Most political scientists will tell you that in any given election, 80% of the people have already made up their minds. 40% will vote Republican no matter who's running, 40% will vote Democratic regardless of whether the candidate has a pulse, and about 2% will vote for obscure third parties just for the hell of it. The remaining 18% are the vaunted "independents" where the elections are truly won. (Assume for a moment that Perot is not around when using these numbers.)

Judging by the election results of years past, Missouri's "independents" are very fickle indeed. But is it independent, or just weak of mind and easily swayed?

I for one have never understood independents. They say, "I vote for the man!" as if they're proud of it. I wouldn't be. Saying that you vote for the man seems to indicate that you care more about looks, charisma, or all-around likeability than you do the issues. Moderate, schmoderate: stop being a wuss and take a stand.

(Note: admittedly, voting for the same party over and over without conscious thought can be appalling as well. You should have a difference of opinion, or two, with your party's platform or you're not human. Splitting the ticket is sometimes necessary to avoid a moral quandary. Heck, I even voted for a Democrat, once. Only because I had inside information that the Republican candidate would soon be going to the pokey...but don't tell anyone.)

In the end, I would rather be a stodgy ideologue and vote for a loser than vote for a guy because he's...cute. Or because voting my conscience is deemed "hopeless" or a "waste". As much grief as I like to give "Yellow Dog Democrats", at least they're consistent. I'll give them that.

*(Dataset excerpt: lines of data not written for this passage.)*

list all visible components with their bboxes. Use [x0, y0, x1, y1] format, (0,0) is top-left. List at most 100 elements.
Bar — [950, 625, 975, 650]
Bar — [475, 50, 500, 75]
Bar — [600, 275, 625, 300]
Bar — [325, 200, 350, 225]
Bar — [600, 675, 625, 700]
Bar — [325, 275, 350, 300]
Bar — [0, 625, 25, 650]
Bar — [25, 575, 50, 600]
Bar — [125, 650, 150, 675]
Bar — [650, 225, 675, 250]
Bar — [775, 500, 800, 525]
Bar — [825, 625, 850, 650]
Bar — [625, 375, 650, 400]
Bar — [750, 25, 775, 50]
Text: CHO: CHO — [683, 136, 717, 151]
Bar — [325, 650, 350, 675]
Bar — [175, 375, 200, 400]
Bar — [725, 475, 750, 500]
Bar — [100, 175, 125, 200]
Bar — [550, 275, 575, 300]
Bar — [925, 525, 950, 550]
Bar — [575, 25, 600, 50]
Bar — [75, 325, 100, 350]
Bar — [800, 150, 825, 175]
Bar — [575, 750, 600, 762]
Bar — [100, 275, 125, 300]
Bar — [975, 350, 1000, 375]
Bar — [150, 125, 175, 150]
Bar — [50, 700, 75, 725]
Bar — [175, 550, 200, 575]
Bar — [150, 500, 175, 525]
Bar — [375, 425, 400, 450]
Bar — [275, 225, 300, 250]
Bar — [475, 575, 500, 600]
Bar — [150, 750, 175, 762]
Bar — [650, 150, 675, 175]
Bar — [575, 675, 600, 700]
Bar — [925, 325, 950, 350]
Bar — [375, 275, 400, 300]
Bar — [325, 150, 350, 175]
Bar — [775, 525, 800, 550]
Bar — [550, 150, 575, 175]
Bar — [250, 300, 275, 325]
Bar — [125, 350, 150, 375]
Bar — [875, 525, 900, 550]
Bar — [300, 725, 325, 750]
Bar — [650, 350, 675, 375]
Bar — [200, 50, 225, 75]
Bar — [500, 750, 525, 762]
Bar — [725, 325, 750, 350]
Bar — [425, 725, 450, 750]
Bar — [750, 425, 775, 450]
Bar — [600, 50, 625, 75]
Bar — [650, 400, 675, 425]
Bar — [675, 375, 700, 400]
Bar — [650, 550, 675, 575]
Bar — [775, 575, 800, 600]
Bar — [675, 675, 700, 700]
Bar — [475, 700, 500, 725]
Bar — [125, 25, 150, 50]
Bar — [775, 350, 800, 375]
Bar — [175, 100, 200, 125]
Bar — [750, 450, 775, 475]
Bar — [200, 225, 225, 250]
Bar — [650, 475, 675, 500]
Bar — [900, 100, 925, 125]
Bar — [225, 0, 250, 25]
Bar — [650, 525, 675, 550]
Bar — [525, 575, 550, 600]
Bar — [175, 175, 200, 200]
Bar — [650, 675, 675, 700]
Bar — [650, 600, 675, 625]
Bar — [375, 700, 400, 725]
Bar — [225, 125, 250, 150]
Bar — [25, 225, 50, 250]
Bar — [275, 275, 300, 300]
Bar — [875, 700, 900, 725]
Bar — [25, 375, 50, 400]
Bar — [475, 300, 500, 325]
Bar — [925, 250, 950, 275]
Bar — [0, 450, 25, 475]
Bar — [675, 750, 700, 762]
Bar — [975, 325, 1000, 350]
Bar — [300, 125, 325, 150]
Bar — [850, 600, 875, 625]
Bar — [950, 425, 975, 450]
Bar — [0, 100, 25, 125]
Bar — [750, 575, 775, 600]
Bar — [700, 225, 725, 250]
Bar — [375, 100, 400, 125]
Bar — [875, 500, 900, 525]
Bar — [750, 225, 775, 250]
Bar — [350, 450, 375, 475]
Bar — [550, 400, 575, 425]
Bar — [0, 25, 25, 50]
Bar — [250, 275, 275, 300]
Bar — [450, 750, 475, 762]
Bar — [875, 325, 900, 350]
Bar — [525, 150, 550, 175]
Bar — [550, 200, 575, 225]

The absolutely worst reason for voting for anyone is "because everyone else is". However, that's exactly what a lot of Missouri "moderates" will do. If you do that, I sincerely hope you get a gut transplant, because you obviously have no intestinal fortitude.

In this presidential election, the early indicators are that the South will go solid Bush; no surprise there. The Northeast will probably go solid Gore; no shocker there. California will probably go Gore, too, which would also not be a surprise. This leaves W. and Al to slug it out right here in bellweather territory. I fully expect Missouri to once again fall into line with whoever wins the White House in the fall.

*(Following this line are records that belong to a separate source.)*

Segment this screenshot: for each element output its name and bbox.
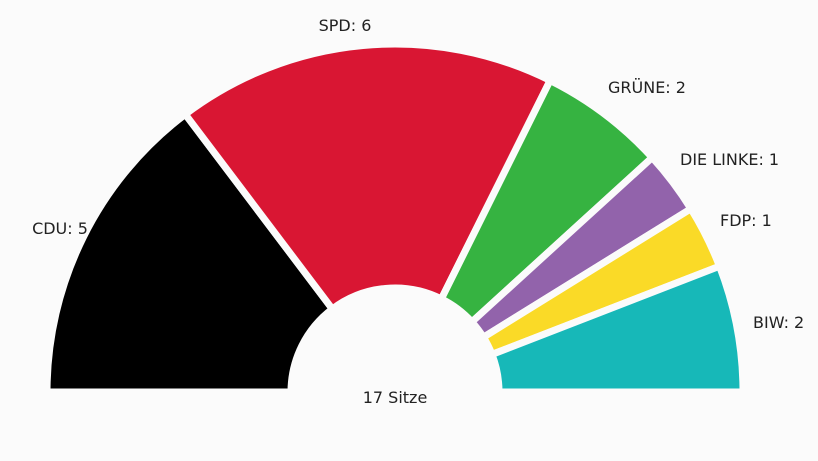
label-die-linke: DIE LINKE: 1 [680, 150, 779, 169]
seat-slices [43, 40, 747, 396]
label-spd: SPD: 6 [319, 16, 372, 35]
party-labels: CDU: 5 SPD: 6 GRÜNE: 2 DIE LINKE: 1 FDP: 1 BI… [32, 16, 804, 332]
label-fdp: FDP: 1 [720, 211, 772, 230]
label-biw: BIW: 2 [753, 313, 804, 332]
slice-cdu [43, 109, 338, 396]
label-cdu: CDU: 5 [32, 219, 88, 238]
slice-spd [180, 40, 555, 314]
label-gr-ne: GRÜNE: 2 [608, 78, 686, 97]
total-seats-label: 17 Sitze [363, 388, 428, 407]
slice-biw [487, 261, 747, 396]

If you feel a warm, wet pair of lips on your ass: it's George W. Bush. Oh, sorry, it's Al Gore. My bad: it's both! Both major candidates will spend a lot of time kissing a lot of Missouri ass this summer and fall, double-teaming your rear end in a joyous smooch-fest for your fickle bandwagon vote. We're for sale. They know it.

Enjoy it while it lasts. Whoever wins will probably not pay any more attention to us until 2004.